On 04/01/2015 08:12 PM, Always Learning wrote:
1. What is the logically reason for this alleged "improvement" ?
I never said it was an improvement. I just said that I didn't think it
was that big of a deal, and it boggles my mind that people are calling a
change of an ISO's file name 'unwise' and even comparing it to a
Microsoft move. I just don't see it as being that big of a problem.
Nor do I see it as an improvement. But the question was asked about
where such a change might have been discussed, and I pointed to the long
and drawn out centos-devel thread in which the background for the
date-based numbering was beaten to death (and beyond). The CentOS devs
have stated that the CentOS Board voted on it, and they have the
decision-making power to do so. And they are all reasonable people.
2. How are users of all types, from all around the world, benefiting
from this change ?
This change makes it unequivocally clear that CentOS 7.1503 is not
exactly the same as upstream RHEL 7.1, although it is functionally
equivalent (where the meaning of functionally equivalent has been hashed
to death, too, but it basically means binary-compatible but not
necessarily binary-identical). Whether you consider that a benefit or
not is up to you. I'm personally neutral on the issue.

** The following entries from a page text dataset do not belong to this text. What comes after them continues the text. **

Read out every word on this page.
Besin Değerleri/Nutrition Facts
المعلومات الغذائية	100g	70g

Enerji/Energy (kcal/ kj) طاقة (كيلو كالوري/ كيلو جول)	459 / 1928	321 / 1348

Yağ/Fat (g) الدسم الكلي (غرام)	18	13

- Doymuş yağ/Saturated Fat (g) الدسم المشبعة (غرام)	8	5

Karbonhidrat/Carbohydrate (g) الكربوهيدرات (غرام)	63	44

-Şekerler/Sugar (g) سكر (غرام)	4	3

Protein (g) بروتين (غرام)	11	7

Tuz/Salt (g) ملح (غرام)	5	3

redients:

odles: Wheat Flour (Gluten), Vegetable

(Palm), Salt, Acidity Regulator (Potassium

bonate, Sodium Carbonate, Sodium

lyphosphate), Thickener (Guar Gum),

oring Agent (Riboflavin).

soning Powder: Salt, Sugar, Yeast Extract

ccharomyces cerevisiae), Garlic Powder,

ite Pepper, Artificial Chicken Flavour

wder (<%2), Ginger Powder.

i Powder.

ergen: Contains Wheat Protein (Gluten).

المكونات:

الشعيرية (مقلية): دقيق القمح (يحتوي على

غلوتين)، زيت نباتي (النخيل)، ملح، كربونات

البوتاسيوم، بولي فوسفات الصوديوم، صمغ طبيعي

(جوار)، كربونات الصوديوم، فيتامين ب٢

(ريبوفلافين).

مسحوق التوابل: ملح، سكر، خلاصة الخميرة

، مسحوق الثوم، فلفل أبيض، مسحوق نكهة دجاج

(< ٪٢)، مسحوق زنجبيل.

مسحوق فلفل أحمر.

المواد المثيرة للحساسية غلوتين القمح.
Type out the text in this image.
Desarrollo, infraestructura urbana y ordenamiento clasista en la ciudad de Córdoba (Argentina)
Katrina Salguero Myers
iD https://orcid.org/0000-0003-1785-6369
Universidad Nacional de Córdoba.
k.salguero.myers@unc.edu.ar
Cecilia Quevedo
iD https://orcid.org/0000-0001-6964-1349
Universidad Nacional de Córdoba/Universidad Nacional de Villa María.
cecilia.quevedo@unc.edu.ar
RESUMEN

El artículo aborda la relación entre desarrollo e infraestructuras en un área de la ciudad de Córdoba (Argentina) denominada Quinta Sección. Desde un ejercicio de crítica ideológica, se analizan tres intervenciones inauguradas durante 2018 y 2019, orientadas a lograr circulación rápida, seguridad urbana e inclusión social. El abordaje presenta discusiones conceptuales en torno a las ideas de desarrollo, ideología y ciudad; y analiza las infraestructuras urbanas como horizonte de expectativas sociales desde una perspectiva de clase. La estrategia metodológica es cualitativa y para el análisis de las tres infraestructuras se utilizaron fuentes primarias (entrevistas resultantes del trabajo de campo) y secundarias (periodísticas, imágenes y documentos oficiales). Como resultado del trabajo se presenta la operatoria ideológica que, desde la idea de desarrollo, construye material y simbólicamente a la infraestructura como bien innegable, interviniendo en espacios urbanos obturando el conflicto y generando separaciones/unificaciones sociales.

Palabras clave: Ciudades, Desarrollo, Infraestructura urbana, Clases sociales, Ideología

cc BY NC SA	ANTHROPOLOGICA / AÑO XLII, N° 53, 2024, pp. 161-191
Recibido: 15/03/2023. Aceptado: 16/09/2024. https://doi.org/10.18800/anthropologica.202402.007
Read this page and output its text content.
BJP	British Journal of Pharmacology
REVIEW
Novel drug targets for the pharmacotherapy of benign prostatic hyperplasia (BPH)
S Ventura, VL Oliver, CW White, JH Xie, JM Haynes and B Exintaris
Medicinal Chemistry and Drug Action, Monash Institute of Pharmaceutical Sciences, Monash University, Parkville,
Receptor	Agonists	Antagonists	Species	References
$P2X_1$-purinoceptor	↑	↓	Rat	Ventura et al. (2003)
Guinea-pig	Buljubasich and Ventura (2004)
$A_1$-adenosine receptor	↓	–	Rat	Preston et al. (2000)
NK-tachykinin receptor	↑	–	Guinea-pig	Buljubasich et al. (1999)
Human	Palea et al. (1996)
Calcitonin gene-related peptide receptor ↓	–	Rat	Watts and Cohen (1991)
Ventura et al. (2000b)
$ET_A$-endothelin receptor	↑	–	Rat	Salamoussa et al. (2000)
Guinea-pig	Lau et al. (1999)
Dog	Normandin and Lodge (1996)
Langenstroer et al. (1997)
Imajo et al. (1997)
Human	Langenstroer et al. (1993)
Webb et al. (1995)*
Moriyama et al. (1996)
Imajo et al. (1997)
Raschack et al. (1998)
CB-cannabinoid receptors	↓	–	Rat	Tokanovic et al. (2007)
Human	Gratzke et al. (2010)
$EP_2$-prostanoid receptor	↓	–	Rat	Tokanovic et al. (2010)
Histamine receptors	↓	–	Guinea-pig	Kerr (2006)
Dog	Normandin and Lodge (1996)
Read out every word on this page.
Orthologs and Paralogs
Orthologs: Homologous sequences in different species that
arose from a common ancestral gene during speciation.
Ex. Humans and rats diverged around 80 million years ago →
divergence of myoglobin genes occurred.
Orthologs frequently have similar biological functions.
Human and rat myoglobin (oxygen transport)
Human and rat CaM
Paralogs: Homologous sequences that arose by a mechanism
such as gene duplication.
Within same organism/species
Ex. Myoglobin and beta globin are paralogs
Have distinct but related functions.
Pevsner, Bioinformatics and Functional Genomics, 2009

Consolidating two replies:
On 04/01/2015 07:58 PM, Always Learning wrote:
On Wed, 2015-04-01 at 16:15 -0400, Lamar Owen wrote:
On 04/01/2015 03:33 PM, Always Learning wrote:
(1) removing sub-version numbers is wrong; and ...
That is a matter of opinion. In my opinion, assigning sub-version
numbers to what was originally intended to be, by Red Hat, quarterly
updates (almost Service Packs, if you will, much like SGI's numbering of
their Foundation and ProPack products for the Altix server line) is what
is illogical. Of course, the updates aren't quarterly any more, and
other aspects of the versioning have morphed and changed over the years
since the RHAS days (well, even back in certain branches of RHL 6.2, for
that matter).
So you could read '7.1' as 'version 7 service pack 1.' My opinion is
that sub-version numbers give a mistaken impression that the update
number is a real 'version' when it was not originally so. Further, in
reality the update number is meaningless for compatibility checks, as it
is more than possible to have a fully updated CentOS x system that
claims to be x.0 but has all the packages, save centos-release, of the
latest x.y; further, it is easily possible to install the CentOS x.6
centos-release package on a completely unpatched x.0 system, making the
contents of andy of the /etc/*-release files not terribly useful for
strict versioning.
It is my opinion, although it's not a vehement opinion, that beginning
the x.y practice is what was illogical. But it was done, and it is
over, and I have more important things to do than gripe over semantics
such as that.
Creating confusion where there was originally none is essentially silly.
I am not so easily confused by the new numbering; what the ISO is named
is orthogonal to what it contains, at least in my mind.
How many times has Johnny and others asserted that Centos is the same as
RHEL ?
The assertion is that CentOS is functionally equivalent to the upstream
product. It is not 'the same as' nor can it be and still remove the
trademarked branding of the upstream release. It is binary compatible
without being binary identical. And as the meaning of 'binary
compatible' has also been hashed to death, I'll not further clutter the
traffic on this list about what it means. It's easy enough to read the
centos-devel archives to see for yourself.